L’ange agita la main et se releva péniblement. Son caractère impétueux et bagarreur lui avait valu d’être exclu de la troisième légion dès la première semaine de sa formation. Mais au fond, il avait un cœur en or.
Courant encore devant Eleanor, il ne restait plus que ses deux meilleurs amis : Gaël et Po.
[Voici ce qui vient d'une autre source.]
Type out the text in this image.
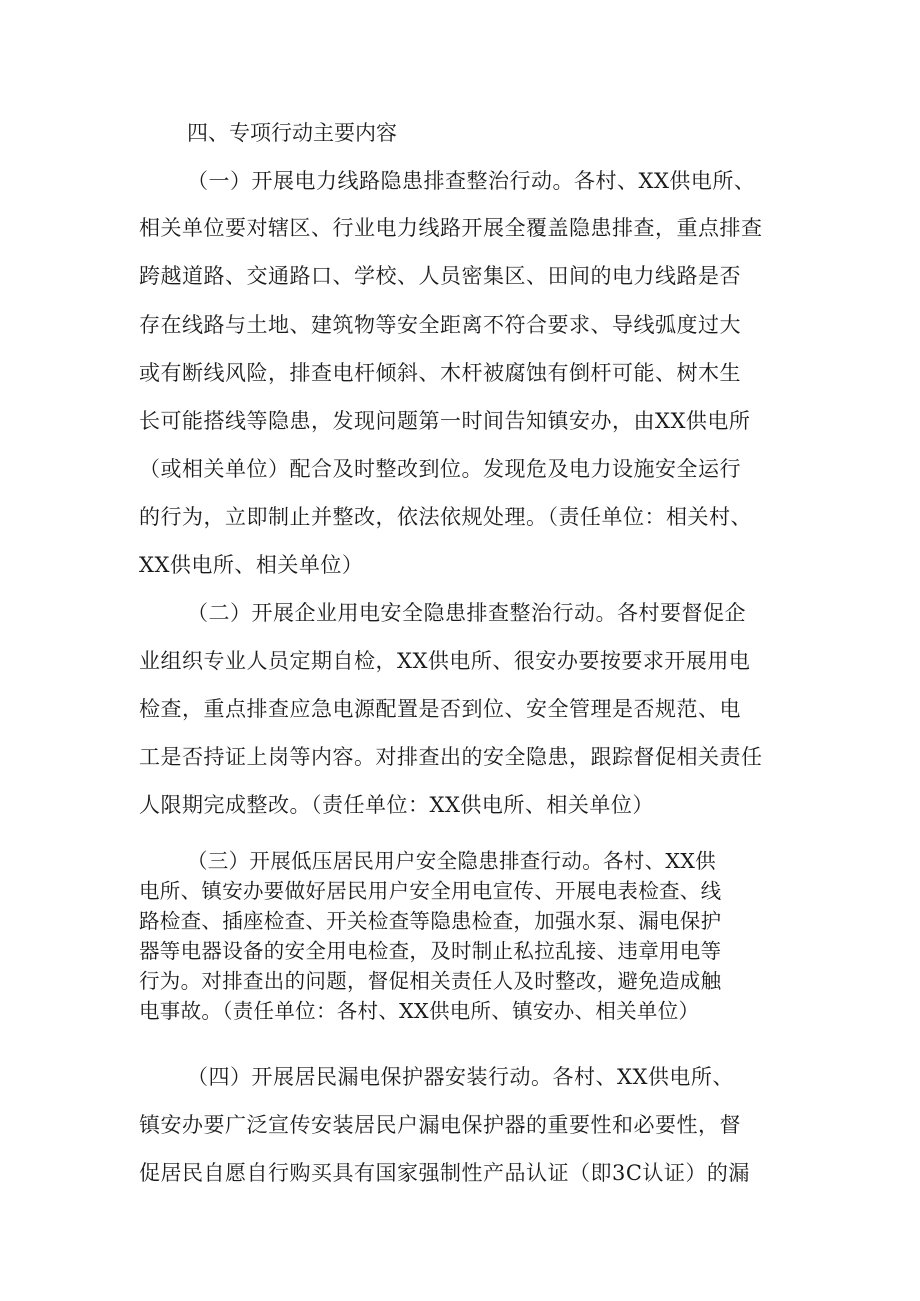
四、专项行动主要内容
（一）开展电力线路隐患排查整治行动。各村、XX供电所、
相关单位要对辖区、行业电力线路开展全覆盖隐患排查，重点排查
跨越道路、交通路口、学校、人员密集区、田间的电力线路是否
存在线路与土地、建筑物等安全距离不符合要求、导线弧度过大
或有断线风险，排查电杆倾斜、木杆被腐蚀有倒杆可能、树木生
长可能搭线等隐患，发现问题第一时间告知镇安办，由XX供电所
（或相关单位）配合及时整改到位。发现危及电力设施安全运行
的行为，立即制止并整改，依法依规处理。（责任单位：相关村、
XX供电所、相关单位）
（二）开展企业用电安全隐患排查整治行动。各村要督促企
业组织专业人员定期自检，XX供电所、很安办要按要求开展用电
检查，重点排查应急电源配置是否到位、安全管理是否规范、电
工是否持证上岗等内容。对排查出的安全隐患，跟踪督促相关责任
人限期完成整改。（责任单位：XX供电所、相关单位）
（三）开展低压居民用户安全隐患排查行动。各村、XX供
电所、镇安办要做好居民用户安全用电宣传、开展电表检查、线
路检查、插座检查、开关检查等隐患检查，加强水泵、漏电保护
器等电器设备的安全用电检查，及时制止私拉乱接、违章用电等
行为。对排查出的问题，督促相关责任人及时整改，避免造成触
电事故。（责任单位：各村、XX供电所、镇安办、相关单位）
（四）开展居民漏电保护器安装行动。各村、XX供电所、
镇安办要广泛宣传安装居民户漏电保护器的重要性和必要性，督
促居民自愿自行购买具有国家强制性产品认证（即3C认证）的漏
Dès qu’elle entama la dernière volée de marches, ses pas croisèrent les leurs et ils se tapèrent avec enthousiasme dans les mains.
Raté ! souffla Gaël. Oonel va encore gagner.
Il sourit et continua son chemin, Po sur les talons.
Eleanor franchit les quelques marches qui la séparaient du sommet. Devant la salle du trône, elle manqua d’entrer en collision avec Gaston, le fidèle second de Habrok. Il avait le regard dur et la peau foncée des gens des Mille Brumes.
La jeune humaine le salua d’un signe du menton. D’épaisses perles de sueurs luisaient sur son front, mais l’ange dévala les marches quatre à quatre, comme s’il sortait de sa douche, frais et reposé.
Alors qu’elle s’apprêtait à faire volte-face pour se précipiter à la suite de Gaston, la porte de la salle du trône devint translucide, laissant passer Gabriel. L’archange tendit la main vers le plafond sans même lever le nez de ses documents et Eleanor frappa sa paume contre celle de son tuteur.
Je t’avais prévenue que tu allais souffrir avec Habrok, marmonna-t-il alors qu’il mâchonnait sa plume à sang.